The Maritime Company and the fishing of whales and sea lions have appeared in Argentine history linked to the exhumation of colonial documents to prove, based on iutis posseditis, Argentine rights to the Patagonian coast and the Malvinas Islands. Reading these documents from the sea and from the history of the exploitation of its fauna show that coast and those lost islands as a political problem in part thanks to the animals and the interests in exploiting them. But it also serves to read the history of 18th-century zoological classification as part of that process: contrary to the idea that the Linnaean system excludes the usefulness of animals to humans as a criterion for ordering them, the idea and name of “ferae ” (feral) – where Linnaeus places seals and pinnipeds in general – seems to suggest a certain kinship with the legal debates of the time: the law over ferae naturae, wild animals, subject to hunting and fishing. These provisions on the wild animals of the sea had to be reformulated in the era of the expansion of oceanic navigation and – needless to say – of steam navigation. Oceanic “fisheries” not only began to be regulated as the property of the States, but also – in the case of marine mammals – passed from the realm of regulation of fishing to regulation of hunting. And this in a context where at the same time the classification of these animals (cetaceans, pinnipeds) as mammals and not as fish, a class in which they were until the middle of the 18th century, was being discussed. The South Atlantic, seen from the sea, becomes a fundamental setting for environmental history, a perspective that questions the peripheral place it still has in historiography.
Notes:
1. Serafín Estebánez Calderón: Cigar physiology and jokes, in Andalusian Scenes, Madrid, 1847, 320. And Catalog of the collection of tobacco boxes and smoker's utensils, General Directorate of Fine Arts, Museum of the Spanish People. Electronic reissue, 2011, p. 16
2. General and natural history of the Indies, islands and mainland, by Gonzalo Fernández de Oviedo, p. 429.

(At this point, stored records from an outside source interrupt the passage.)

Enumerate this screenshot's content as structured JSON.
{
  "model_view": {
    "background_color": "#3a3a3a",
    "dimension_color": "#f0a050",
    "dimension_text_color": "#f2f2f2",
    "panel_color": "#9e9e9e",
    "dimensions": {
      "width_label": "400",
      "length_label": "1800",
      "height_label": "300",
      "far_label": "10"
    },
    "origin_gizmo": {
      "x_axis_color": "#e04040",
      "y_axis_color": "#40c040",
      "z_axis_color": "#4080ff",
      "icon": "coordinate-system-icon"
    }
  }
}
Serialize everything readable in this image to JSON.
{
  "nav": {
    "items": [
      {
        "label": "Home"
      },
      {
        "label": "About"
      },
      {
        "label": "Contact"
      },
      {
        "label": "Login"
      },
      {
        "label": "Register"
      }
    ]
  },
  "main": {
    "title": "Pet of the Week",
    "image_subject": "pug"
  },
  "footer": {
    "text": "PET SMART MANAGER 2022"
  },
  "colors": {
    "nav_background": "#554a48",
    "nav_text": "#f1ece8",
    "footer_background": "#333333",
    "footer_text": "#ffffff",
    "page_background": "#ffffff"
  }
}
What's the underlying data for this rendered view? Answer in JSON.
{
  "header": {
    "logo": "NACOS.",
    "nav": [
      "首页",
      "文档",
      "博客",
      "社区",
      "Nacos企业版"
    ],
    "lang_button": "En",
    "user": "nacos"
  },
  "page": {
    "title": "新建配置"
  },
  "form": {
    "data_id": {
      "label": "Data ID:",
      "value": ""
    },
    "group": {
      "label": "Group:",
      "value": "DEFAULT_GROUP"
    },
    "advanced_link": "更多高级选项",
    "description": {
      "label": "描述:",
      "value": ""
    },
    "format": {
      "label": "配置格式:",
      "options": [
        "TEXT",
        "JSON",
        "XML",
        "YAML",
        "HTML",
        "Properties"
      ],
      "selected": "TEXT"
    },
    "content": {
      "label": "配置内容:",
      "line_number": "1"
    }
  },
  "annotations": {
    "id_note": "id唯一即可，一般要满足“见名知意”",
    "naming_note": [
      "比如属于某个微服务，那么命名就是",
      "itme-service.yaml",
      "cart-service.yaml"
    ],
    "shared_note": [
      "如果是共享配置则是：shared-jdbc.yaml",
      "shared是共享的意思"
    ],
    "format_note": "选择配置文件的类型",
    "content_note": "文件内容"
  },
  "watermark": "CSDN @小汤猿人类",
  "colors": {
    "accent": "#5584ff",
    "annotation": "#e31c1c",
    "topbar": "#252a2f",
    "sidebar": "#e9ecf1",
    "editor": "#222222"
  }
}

3. The Works of Bishop D. Fray Bartolomé de las Casas, p. 35.
The images that illustrate this article were obtained from the work Historical dictionary of the arts of national fishing. By the Royal Navy War Commissioner Don Antonio Sañez Reguart. Madrid. 1793. Volume 4.
* Extract from a chapter by the author published in “En el mar austral. The natural history and exploitation of marine fauna in the South Atlantic”, book edited by Susana V. García (Rosario: Prohistoria, 2021)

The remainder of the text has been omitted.